Instead of making every website accessible → AI-powered 100%-accessible browsers

2 points by mgav 9 hours ago

8 comments

Respectfully, it’s not very helpful to develop 10,000 rules and standards that are nearly impossible for creators of all 200 million active worldwide websites to even comprehend.

Instead, the most helpful way to advance accessibility is to find easy solutions for implementation.

For example, instead of making all 200 websites accessible, which is obviously failing, why not make browsers, like Chrome, Firefox and Safari, implement AI-powered “make-accessible” mode, that makes even a zero-percent accessible website 100% perfectly accessible in real-time?

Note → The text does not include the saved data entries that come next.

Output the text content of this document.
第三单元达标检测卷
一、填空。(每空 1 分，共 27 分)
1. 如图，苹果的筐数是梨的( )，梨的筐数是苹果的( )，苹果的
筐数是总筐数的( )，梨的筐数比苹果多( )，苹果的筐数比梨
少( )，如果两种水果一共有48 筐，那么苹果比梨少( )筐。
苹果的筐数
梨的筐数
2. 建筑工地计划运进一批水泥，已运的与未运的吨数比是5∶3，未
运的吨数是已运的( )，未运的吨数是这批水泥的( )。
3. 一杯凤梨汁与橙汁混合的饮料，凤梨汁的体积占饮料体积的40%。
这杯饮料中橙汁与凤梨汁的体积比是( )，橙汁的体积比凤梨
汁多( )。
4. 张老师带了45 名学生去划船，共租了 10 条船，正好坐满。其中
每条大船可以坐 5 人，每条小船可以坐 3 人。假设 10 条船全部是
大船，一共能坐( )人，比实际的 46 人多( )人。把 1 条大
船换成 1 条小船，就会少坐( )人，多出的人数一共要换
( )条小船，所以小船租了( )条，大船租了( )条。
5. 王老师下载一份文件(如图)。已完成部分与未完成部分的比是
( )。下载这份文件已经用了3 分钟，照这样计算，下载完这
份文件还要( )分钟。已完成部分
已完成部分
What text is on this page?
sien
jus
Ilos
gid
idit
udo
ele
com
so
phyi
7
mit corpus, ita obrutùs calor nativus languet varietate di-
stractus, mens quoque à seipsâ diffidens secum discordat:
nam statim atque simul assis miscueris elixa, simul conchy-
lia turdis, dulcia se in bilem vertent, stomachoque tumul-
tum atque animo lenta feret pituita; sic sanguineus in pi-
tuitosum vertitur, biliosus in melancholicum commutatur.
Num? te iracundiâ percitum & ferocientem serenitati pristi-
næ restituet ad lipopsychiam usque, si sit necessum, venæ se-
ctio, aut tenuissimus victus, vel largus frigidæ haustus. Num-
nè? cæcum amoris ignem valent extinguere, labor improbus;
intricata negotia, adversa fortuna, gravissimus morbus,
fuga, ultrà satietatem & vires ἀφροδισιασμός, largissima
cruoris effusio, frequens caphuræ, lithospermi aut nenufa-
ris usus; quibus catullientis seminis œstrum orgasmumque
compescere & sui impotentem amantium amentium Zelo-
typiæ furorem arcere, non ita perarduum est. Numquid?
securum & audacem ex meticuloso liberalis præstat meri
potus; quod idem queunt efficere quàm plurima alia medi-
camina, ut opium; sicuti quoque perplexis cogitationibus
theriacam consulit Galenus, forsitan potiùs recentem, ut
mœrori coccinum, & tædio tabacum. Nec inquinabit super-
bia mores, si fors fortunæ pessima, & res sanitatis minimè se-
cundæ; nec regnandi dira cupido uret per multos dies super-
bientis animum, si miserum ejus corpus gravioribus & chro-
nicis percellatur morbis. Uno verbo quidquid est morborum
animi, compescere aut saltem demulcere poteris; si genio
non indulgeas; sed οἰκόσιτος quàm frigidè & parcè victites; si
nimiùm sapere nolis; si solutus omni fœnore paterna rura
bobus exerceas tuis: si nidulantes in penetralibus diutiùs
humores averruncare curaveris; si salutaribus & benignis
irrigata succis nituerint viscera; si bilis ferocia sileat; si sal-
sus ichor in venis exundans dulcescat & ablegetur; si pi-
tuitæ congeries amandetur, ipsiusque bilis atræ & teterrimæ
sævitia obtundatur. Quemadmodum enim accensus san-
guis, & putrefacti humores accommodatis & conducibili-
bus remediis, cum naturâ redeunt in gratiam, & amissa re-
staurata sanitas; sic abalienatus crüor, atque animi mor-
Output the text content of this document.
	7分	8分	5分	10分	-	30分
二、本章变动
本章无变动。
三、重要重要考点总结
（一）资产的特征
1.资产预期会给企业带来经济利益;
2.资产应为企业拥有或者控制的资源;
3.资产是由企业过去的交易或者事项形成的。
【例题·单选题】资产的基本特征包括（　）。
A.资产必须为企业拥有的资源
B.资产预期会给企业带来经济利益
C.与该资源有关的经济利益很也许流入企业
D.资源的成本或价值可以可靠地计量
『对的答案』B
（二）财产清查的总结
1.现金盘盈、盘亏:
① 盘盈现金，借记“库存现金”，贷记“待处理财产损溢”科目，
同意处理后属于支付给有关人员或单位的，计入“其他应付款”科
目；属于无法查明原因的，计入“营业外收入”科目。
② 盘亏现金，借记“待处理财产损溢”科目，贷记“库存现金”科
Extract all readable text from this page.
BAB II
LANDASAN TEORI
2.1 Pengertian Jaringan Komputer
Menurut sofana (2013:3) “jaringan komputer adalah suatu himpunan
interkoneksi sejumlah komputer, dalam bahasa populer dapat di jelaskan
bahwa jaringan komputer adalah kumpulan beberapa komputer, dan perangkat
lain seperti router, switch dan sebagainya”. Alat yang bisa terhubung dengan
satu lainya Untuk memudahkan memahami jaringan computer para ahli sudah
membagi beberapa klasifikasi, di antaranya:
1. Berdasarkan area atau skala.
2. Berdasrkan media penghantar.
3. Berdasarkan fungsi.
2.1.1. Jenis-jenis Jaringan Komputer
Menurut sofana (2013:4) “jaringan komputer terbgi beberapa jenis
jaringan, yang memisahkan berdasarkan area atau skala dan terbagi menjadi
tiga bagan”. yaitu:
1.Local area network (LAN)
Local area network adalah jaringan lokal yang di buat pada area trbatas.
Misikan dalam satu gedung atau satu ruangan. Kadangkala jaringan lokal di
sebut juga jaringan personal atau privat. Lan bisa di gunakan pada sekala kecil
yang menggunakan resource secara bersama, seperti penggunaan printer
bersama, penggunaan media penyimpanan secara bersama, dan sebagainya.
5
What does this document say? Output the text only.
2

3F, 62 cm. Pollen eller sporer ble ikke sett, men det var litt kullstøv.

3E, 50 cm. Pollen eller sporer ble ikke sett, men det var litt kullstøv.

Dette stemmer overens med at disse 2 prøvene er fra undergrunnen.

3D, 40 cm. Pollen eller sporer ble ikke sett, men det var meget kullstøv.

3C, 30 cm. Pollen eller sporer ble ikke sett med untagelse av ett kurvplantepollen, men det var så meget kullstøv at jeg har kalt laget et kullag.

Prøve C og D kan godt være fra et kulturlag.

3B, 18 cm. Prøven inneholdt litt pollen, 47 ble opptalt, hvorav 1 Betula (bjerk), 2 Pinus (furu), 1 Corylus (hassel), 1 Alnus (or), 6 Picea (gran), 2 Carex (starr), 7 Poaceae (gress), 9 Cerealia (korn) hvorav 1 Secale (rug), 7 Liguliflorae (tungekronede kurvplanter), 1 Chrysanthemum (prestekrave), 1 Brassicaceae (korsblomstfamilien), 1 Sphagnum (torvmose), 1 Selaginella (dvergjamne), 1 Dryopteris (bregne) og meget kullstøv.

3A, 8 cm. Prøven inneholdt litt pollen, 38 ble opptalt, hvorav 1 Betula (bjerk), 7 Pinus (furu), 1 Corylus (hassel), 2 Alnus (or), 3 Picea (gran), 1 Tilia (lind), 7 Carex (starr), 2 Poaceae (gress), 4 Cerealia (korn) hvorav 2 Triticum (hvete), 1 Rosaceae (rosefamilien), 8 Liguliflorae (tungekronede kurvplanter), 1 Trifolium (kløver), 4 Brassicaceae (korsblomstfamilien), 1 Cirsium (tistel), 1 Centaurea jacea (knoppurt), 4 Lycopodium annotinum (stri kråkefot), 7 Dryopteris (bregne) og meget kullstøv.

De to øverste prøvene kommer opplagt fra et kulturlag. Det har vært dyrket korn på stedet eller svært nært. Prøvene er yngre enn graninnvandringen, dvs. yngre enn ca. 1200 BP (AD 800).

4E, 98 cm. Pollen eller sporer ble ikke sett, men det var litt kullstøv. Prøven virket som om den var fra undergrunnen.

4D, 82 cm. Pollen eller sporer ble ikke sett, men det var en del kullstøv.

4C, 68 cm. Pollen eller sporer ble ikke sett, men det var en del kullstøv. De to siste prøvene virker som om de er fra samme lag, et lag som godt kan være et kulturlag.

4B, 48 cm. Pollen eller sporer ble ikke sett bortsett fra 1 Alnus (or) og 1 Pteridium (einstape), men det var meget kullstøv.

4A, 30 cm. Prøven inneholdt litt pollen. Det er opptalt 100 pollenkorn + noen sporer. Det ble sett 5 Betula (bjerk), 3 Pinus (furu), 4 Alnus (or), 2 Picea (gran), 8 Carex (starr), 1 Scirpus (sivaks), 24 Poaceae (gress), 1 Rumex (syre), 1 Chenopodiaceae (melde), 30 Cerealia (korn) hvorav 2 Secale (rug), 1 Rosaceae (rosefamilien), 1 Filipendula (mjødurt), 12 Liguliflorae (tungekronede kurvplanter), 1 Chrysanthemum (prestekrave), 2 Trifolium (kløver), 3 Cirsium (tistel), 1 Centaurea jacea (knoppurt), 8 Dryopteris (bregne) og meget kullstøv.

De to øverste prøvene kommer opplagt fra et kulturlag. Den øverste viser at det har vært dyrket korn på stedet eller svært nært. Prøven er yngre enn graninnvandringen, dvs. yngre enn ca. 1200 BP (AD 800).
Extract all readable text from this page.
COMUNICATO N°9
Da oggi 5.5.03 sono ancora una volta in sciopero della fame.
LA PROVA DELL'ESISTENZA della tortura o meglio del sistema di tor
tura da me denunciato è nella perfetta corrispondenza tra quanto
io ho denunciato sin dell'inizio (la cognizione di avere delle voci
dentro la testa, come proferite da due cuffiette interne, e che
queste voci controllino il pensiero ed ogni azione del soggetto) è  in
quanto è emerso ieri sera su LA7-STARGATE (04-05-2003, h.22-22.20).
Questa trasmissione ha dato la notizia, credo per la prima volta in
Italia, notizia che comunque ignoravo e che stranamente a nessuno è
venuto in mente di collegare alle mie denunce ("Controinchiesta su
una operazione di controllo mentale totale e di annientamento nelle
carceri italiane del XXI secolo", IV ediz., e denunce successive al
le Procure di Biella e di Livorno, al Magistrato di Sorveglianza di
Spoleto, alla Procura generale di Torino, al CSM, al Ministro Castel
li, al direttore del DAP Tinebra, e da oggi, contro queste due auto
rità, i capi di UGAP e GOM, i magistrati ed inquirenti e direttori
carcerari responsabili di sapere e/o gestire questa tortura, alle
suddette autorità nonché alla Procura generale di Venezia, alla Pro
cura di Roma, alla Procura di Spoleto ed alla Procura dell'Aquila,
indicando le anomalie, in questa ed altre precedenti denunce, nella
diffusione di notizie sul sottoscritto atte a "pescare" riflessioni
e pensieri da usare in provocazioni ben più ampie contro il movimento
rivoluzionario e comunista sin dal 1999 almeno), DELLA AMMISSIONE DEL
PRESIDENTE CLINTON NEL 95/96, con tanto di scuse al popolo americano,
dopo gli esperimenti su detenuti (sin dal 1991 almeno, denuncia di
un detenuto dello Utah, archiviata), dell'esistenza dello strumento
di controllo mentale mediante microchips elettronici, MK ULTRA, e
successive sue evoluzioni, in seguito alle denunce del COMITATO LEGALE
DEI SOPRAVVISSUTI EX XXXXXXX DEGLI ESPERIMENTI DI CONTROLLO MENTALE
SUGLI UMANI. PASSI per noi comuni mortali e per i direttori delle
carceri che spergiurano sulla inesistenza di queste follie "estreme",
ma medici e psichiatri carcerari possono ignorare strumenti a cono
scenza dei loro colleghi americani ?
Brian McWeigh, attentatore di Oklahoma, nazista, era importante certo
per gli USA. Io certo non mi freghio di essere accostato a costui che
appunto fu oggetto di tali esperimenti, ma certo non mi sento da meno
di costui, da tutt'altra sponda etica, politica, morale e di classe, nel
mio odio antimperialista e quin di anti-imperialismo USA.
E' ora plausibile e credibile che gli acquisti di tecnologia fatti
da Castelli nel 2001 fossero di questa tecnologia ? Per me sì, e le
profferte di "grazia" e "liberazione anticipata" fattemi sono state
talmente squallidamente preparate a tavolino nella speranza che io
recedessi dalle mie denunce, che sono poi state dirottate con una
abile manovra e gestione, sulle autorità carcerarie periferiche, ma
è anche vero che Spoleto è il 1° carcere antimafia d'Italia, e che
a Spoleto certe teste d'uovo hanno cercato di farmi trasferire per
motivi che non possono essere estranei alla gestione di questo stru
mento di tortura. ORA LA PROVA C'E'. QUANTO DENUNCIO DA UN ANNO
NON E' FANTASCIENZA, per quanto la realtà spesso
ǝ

If the U.S. Gov't funded an open source solution with $15 million to finish in 12 months, then $2 million per year for future development, and gave it away for free to any browser builder, the entire accessibility issue would be SOLVED!

jareds 8 hours ago

Have you looked at the rules and standards? Last time I delft with Section 508 and WCAG 2.1 there were less then 100 rules. I think you have a point about to many standards, but I'm pretty sure most of the standards have an incredible amount of overlap. As someone who's blind I don't want to interact with my online banking website through AI because they were to lazy to insure it's accessible and would rather click a checkbox. I already deal with enough hallucinations about functions in third party libraries that don't exist, inaccurate product specifications, etc. I don't want to miss a bill payment because AI thought it knew what I wanted and sent money to the wrong place, or misread my account. I could see a place for AI conducting basic automated testing for accessibility and providing information to a human to verify but I'm not sure if such a product exists.

  • mgav 5 hours ago

    It is not easy to get everything right in terms of accessibility. You make a very good point about certain content, such as your bank account, being too sensitive for the browser to actively interpret. Thanks!

Alex-Programs 9 hours ago

You might be on to something here. Desktop agents that can have a fluid conversation with e.g. blind people about what they're "seeing". I'm not sure you need a special browser, though. Just wait a year!

  • jareds 8 hours ago

    Meta AI and Be MY Eyes already can do something similar with cameras. It's useful to me as a blind person but definitely not to the point where I'd trust it to help me do online banking, apply for jobs etc. I frequently get incorrect information such as invalid expiration dates on food, inability to read temperatures on displays in sunlight, telling me products are on the shelf in the pantry that aren't, etc. My wife loves the blindness specific AI image recognition though since it's really good at determining the flavor of Propel water and I no longer have to ask her if it's grape or not.

PaulHoule 9 hours ago

Multiply those numbers by x1000 times and that's more like it.

It's actually the other way around, the accessible web site can be easily automated by AI.

dave4420 8 hours ago

If it would cost only $15m, why wouldn’t Microsoft develop it and add it to Azure’s CDN as a tickbox feature?

  • mgav 5 hours ago

    $15 million is 35+ people working full time for a year at $200/hr each (75,000 hours). I am not an expert, but I bet this could get the job done.